Glioblastoma Multiforme

Treatments

Device: Voyager

Study type

Interventional

Funder types

Industry

Identifiers

NCT02507102

NAT-105

Details and patient eligibility

About

This feasibility study will assess the effects of the Nativis Voyager therapy in patients with recurrent GBM who have either failed standard of care or are intolerant to therapy. The study will enroll and treat up to eleven subjects over six months.
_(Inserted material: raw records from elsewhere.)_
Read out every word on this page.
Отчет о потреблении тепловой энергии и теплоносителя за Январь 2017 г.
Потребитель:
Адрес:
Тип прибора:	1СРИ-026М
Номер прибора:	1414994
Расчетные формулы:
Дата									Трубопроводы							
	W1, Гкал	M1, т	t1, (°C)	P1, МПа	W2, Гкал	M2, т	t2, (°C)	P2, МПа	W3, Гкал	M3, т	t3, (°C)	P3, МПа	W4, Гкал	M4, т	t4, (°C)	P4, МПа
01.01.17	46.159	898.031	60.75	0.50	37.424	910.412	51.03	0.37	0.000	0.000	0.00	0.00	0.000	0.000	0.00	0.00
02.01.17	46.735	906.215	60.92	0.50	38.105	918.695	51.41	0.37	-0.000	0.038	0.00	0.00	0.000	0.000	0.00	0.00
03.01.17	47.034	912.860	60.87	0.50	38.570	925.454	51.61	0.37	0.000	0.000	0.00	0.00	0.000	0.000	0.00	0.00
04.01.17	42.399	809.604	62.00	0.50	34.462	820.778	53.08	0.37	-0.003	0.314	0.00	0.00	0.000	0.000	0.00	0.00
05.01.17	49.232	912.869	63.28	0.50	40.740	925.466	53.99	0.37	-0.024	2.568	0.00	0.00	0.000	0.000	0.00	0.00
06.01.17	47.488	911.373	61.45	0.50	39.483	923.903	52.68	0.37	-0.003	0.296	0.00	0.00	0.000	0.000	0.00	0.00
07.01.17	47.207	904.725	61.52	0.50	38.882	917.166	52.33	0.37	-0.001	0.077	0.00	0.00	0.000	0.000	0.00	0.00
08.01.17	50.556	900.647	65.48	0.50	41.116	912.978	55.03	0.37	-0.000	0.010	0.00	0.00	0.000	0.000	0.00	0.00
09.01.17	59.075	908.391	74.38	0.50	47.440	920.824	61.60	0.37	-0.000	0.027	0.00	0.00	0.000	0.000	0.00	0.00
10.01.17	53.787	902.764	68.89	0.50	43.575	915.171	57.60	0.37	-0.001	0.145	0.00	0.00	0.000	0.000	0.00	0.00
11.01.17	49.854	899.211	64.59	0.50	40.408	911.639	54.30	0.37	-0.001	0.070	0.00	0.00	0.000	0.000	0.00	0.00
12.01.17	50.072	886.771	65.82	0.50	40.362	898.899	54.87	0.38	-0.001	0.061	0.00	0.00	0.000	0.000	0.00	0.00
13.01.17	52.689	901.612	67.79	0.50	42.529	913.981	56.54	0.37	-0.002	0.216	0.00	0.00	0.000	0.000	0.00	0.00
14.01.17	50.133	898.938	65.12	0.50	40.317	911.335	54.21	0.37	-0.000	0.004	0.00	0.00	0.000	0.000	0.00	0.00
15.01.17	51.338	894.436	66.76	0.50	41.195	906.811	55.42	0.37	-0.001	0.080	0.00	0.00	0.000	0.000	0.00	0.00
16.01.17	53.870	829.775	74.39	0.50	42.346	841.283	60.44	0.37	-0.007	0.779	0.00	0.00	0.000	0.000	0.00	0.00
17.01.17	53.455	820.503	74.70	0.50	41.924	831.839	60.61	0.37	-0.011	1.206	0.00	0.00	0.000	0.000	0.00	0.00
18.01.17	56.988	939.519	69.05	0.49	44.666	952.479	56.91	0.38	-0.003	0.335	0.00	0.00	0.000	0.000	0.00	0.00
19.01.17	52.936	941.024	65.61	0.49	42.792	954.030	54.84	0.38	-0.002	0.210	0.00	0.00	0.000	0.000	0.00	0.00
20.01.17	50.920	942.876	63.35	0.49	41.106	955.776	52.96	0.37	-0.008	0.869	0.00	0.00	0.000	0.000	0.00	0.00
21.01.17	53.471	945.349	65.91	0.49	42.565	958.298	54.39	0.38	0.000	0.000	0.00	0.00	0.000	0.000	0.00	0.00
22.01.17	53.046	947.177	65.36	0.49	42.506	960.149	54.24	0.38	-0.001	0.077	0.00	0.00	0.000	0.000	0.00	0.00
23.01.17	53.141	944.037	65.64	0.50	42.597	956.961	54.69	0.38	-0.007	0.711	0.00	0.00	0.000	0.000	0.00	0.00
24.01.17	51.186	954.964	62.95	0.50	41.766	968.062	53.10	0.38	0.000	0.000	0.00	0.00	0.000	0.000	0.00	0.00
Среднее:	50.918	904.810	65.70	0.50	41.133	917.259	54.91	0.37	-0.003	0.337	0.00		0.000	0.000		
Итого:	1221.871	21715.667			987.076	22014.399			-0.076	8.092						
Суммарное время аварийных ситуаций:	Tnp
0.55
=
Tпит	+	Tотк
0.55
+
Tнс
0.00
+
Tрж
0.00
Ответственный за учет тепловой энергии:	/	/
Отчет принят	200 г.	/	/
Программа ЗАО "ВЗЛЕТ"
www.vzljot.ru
Safety and clinical utility will be evaluated.

Enrollment

11 patients

Sex

All

Ages

18+ years old

Volunteers

No Healthy Volunteers

Inclusion criteria

Subject has histologically confirmed diagnosis of GBM.
Subject has failed or intolerant to radiotherapy.
Subjects has failed or intolerant to temozolomide therapy.
Subject has progressive disease with at least one measureable lesion on MRI or CT.
Subject is at least 18 years of age.
Subject has a KPS ≥ 60.
Subject has adequate organ and marrow function.
Subject has provided signed informed consent.

Exclusion criteria

Subject has life expectancy less than eight weeks
Subject has received other investigational therapy within the last 28 days.
Subject has received surgery within the last two weeks or not fully from prior surgery.
Subject has a clinically significant electrolyte abnormality.
Subject has an active implantable (e.g., neurostimulator, pacemaker) or other electromagnetic device.
Subject has a metal implant, including a stent, in the head or neck that is incompatible with MRI.
Subject is known to be HIV positive.
Subject is pregnant, nursing or intends to become pregnant during the study period.
Subject is participating in other investigational research.
Subject has any condition that at the discretion of the investigator would preclude participation in the study.
Subject is unable or unwilling to comply with the protocol-required follow-up schedule.